La troisième formation à prendre la scène d’assaut serait Eos, un trio sur enregistrement s’incarnant en quatuor sur scène avec l’ajout d’Atheos (Monarque, Délétère) à la deuxième guitare. Le groupe a sorti une cassette l intitulée «L’Avalé» en 2014 qui présente un Black Metal atmosphérique puissant. Cette sortie comportant trois pièces était limitée à 150 copies déjà toutes vendues, ce qui est un bon indicateur de la qualité musicale de la formation. Sur scène la troupe démontra un excellent aplomb menant les spectateurs dans les spirales des motifs de guitare hypnotiques de G. (Wendess, Délétère (live)) et d’Atheos, alors que K. (batterie, chant) nous livra une performance impressionnante malgré un pied de micro non coopératif. Les spectateurs furent visiblement impressionnés par le mur sonore créé par Eos dans une prestation pratiquement sans faille. Je vous invite donc à suivre les activités de cette nouvelle formation de chez nous qui devrait nous livrer une seconde sortie cette année.

 

 

C’était maintenant au tour d’Acédia de venir couronner la soirée pour leur première tête d’affiche en carrière. Le quatuor de Québec s’est fait remarquer chez les amateurs de Black Metal musicalement élaboré depuis la sortie de son premier album «L’Exil» (2012). De plus, la troupe a déjà enregistré son second album intitulé «Les supplices de l’apathie» qui devrait paraître incessamment et dont il est possible d’écouter un extrait intitulé «L’apogée de l’amertume».

 

 

Fidèle à son habitude, Acédia nous assomma rapidement et efficacement avec une sélection combinant de nouvelles pièces et des tubes de son premier album. La réaction de la foule ne se fit pas attendre avec de belles démonstrations de violence misanthropique dans la fosse. Si la troupe nous a habitués à des prestations musicalement impressionnantes, je pus remarquer que les membres du groupe ont de plus en plus d’aisance du côté du dynamisme de leur présence scénique, ce qui est tout à leur avantage. En somme, leur spectacle ne laissa personne indifférent et démontra qu’Acédia méritait incontestablement sa place en tête d’affiche de cette soirée.
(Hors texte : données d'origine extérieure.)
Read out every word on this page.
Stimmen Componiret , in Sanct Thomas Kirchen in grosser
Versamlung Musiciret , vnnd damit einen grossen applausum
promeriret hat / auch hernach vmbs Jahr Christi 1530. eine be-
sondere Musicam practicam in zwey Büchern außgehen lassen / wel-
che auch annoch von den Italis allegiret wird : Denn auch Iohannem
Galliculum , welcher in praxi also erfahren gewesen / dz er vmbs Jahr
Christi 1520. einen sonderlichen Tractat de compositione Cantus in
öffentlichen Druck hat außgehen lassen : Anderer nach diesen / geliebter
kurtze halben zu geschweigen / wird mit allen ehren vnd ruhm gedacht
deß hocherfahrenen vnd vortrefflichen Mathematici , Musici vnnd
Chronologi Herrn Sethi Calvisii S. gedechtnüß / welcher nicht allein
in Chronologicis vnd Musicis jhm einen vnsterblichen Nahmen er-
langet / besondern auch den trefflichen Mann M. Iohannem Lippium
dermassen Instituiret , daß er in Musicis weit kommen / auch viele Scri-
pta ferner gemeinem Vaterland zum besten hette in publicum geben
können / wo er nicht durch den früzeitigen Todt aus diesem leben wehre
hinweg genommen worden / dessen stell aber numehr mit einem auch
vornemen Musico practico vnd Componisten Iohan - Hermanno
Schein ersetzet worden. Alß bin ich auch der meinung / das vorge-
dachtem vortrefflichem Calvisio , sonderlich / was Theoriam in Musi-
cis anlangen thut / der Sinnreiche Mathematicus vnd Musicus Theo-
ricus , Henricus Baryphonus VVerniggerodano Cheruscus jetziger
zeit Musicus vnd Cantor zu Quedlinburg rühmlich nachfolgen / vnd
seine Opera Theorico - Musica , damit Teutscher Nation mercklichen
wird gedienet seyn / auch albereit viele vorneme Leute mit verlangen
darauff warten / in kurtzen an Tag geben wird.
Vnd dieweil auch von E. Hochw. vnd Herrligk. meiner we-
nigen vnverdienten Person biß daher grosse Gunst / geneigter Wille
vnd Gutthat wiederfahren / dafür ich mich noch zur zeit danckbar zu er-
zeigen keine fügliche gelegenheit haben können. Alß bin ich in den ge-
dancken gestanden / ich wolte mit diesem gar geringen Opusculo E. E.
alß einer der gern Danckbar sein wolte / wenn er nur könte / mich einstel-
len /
En conclusion, la «Taverne Métal Noir» du 20 mars fut une réussite sur toute la ligne et nous fait déjà regretter la fermeture de l’Agitée le 30 juin prochain. En effet, les amateurs de métal noir furent au rendez-vous, les artistes livrèrent la marchandise et le son, régi par François C. Fortin, fut excellent toute la soirée. Un gros merci à Julie Bernier pour son travail d’organisation et pour le prix d’entrée très concurrentiel! La prochaine «Taverne Métal» sera une cabane à sucre et aura lieu à l’Agitée le vendredi 17 avril 2015, soyez-y!